Failure is also a part of learning, and everyone who’s played with LEGOs knows this sometimes happens. Whether it’s a build breaking apart by accident, or a project that didn’t work out so well, sometimes things go wrong.
For many young children, failure is a frustration. But LEGO play encourages them to try again, something different and better. Because LEGOs are so engaging, children feel encouraged to do it again, or change things around.
This helps them learn that failure isn’t the end of the world and that they can always build again — whether it’s something else, or the same thing in a different way.
- Teamwork & Social Skills
LEGO doesn’t have to be a solitary activity. Many sets are better enjoyed in a family — and here, it’s good to share tasks, learn about teamwork and how to divide a problem to solve it. In a school setting, many children will learn to band together to build something great, which is a wonderful encouragement for teamwork.
This is also useful for autistic children. Studies show that LEGO encourages social interaction in high-functioning autistic children. This is also a benefit to disabled children, who learn through a common ground how to socialize and interact and even solve their daily life problems together.
- Thinking outside the box
Many sets come with instructions.
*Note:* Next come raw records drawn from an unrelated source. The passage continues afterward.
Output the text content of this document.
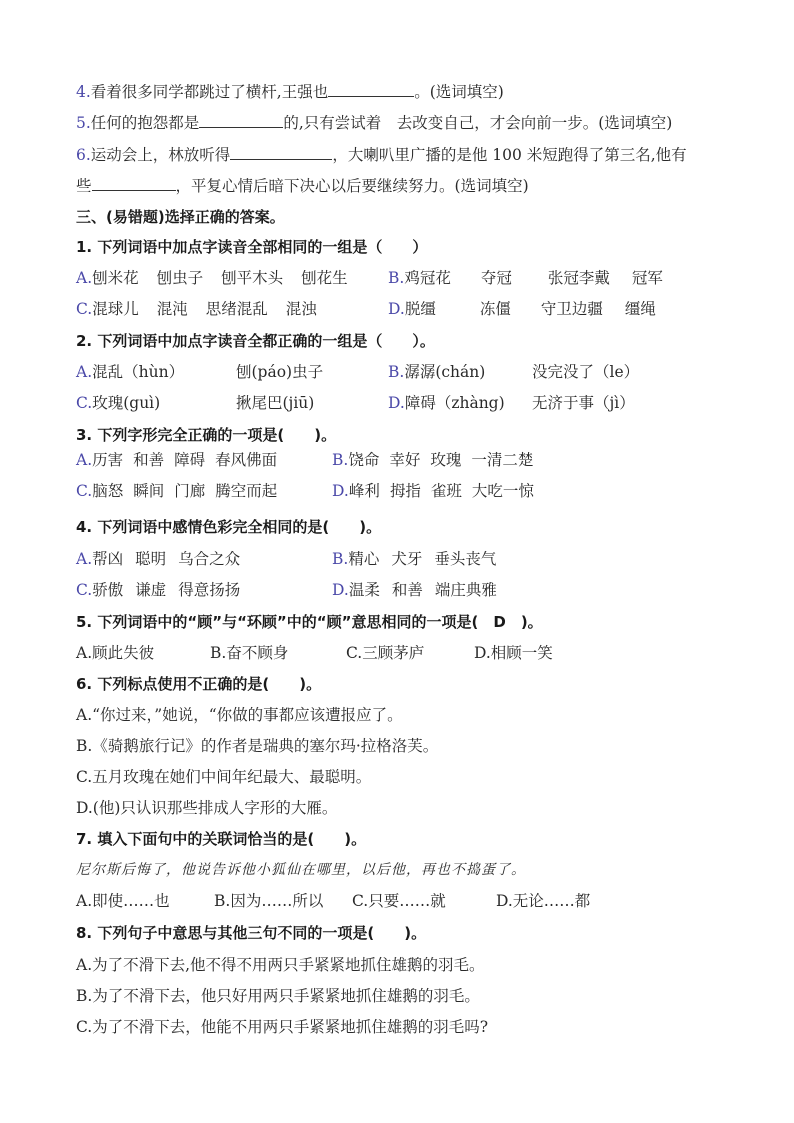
4.看着很多同学都跳过了横杆,王强也	。(选词填空)
5.任何的抱怨都是	的,只有尝试着　去改变自己，才会向前一步。(选词填空)
6.运动会上，林放听得	，大喇叭里广播的是他 100 米短跑得了第三名,他有
些	，平复心情后暗下决心以后要继续努力。(选词填空)
三、(易错题)选择正确的答案。
1. 下列词语中加点字读音全部相同的一组是（　　）
A.刨米花 刨虫子 刨平木头 刨花生	B.鸡冠花 夺冠 张冠李戴 冠军
C.混球儿 混沌 思绪混乱 混浊	D.脱缰	冻僵 守卫边疆 缰绳
2. 下列词语中加点字读音全都正确的一组是（　　）。
A.混乱（hùn）	刨(páo)虫子	B.潺潺(chán)	没完没了（le）
C.玫瑰(guì)	揪尾巴(jiū)	D.障碍（zhàng) 无济于事（jì）
3. 下列字形完全正确的一项是(　　)。
A.历害 和善 障碍 春风佛面	B.饶命 幸好 玫瑰 一清二楚
C.脑怒 瞬间 门廊 腾空而起	D.峰利 拇指 雀班 大吃一惊
4. 下列词语中感情色彩完全相同的是(　　)。
A.帮凶 聪明 乌合之众	B.精心 犬牙 垂头丧气
C.骄傲 谦虚 得意扬扬	D.温柔 和善 端庄典雅
5. 下列词语中的“顾”与“环顾”中的“顾”意思相同的一项是(　D　)。
A.顾此失彼	B.奋不顾身	C.三顾茅庐	D.相顾一笑
6. 下列标点使用不正确的是(　　)。
A.“你过来，”她说，“你做的事都应该遭报应了。
B.《骑鹅旅行记》的作者是瑞典的塞尔玛·拉格洛芙。
C.五月玫瑰在她们中间年纪最大、最聪明。
D.(他)只认识那些排成人字形的大雁。
7. 填入下面句中的关联词恰当的是(　　)。
尼尔斯后悔了，他说告诉他小狐仙在哪里，以后他，再也不捣蛋了。
A.即使……也	B.因为……所以 C.只要……就	D.无论……都
8. 下列句子中意思与其他三句不同的一项是(　　)。
A.为了不滑下去,他不得不用两只手紧紧地抓住雄鹅的羽毛。
B.为了不滑下去，他只好用两只手紧紧地抓住雄鹅的羽毛。
C.为了不滑下去，他能不用两只手紧紧地抓住雄鹅的羽毛吗?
A smart parent can use this as a teaching moment.
Instructions-reading will help with literacy, but also show a child how instructions can help you accomplish a goal faster — and how and when we can deviate from them while keeping the same, or similar, results. Even better is encouraging children to recreate results their own way — without instructions.
Researchers found that college-age students who built LEGOs without instructions performed best in creative solutions tests such as the paperclip test (finding different ways to use a paperclip) than students who used instructions.
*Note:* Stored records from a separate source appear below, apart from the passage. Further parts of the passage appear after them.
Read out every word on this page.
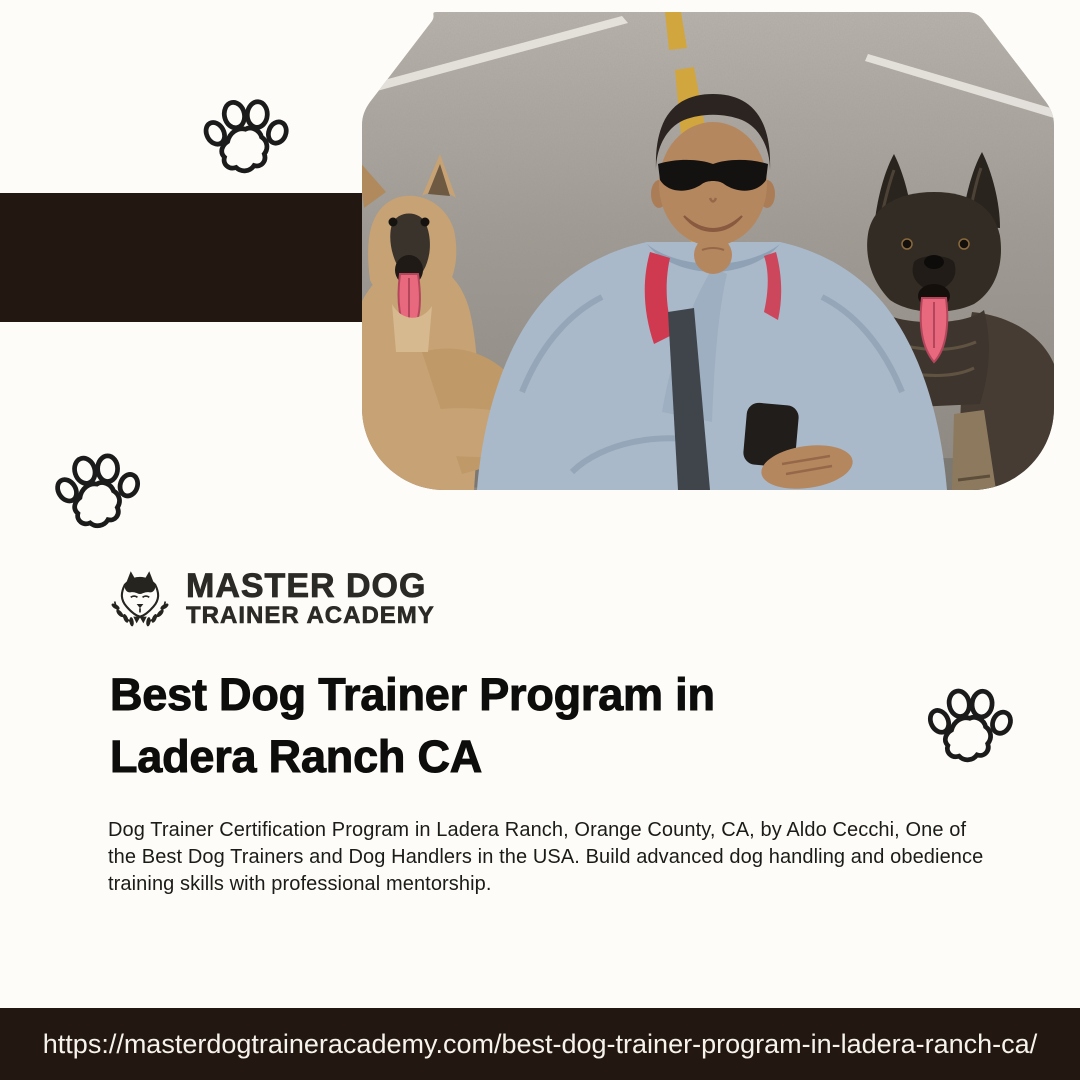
MASTER DOG
TRAINER ACADEMY
Best Dog Trainer Program in
Ladera Ranch CA

Dog Trainer Certification Program in Ladera Ranch, Orange County, CA, by Aldo Cecchi, One of
the Best Dog Trainers and Dog Handlers in the USA. Build advanced dog handling and obedience
training skills with professional mentorship.

https://masterdogtraineracademy.com/best-dog-trainer-program-in-ladera-ranch-ca/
Sometimes, the instructions may suggest something and you can see a better solution. It’s something to think about, that they are not absolute guidelines! This sort of divergent thinking also helps when it comes to deciding what to build and how to build, and the many different ways one can learn to build the same thing.
- Spatial skills
Spatial skills are the ability to see and rotate a shape with your mind’s eyes. This includes accurately judging distances as well as projecting a full form from a given image. Children who play with LEGO develop this skill a lot easier. As they play and build, they develop the skill to see the full image in their heads. This grows especially after building something by following a blueprint or image model.
Working with blocks such as LEGOs help children identify and divide problems into many parts, which them come together to form full, realized pictures. While there is no absolute evidence whether the improvement comes from play or whether children with such skills are more attracted to that sort of play, there is some evidence that such play helps the child develop said skills and improve them in both speed and accuracy.
This also works with adults: many actual engineers use LEGOs and similar building blocks to proof ideas before a project goes out into the real world.
This might seem unrelated, but the sense of accomplishment after building something can greatly improve your child’s confidence. This relates to how accomplishing goals give us a positive feedback, which in turn encourages us to pursue further goals. Original creation or planned set, the confidence earned from accomplishing that goal persists.
- Focus and Patience
Building something often takes time, and the more complex the build, the more patience and time it takes. This is why LEGO is a great way to improve the focus and patience of your children. As they plan and focus on an outcome, they’re learning about effort and how to be patient to accomplish their goals.
These are just some of the benefits — it all depends on the children and adults involved, and the creativity involved as well. Whether it’s in early robotics classes or simply a relaxed tradition in family, building with LEGOs is a worthy and educational pursuit for many.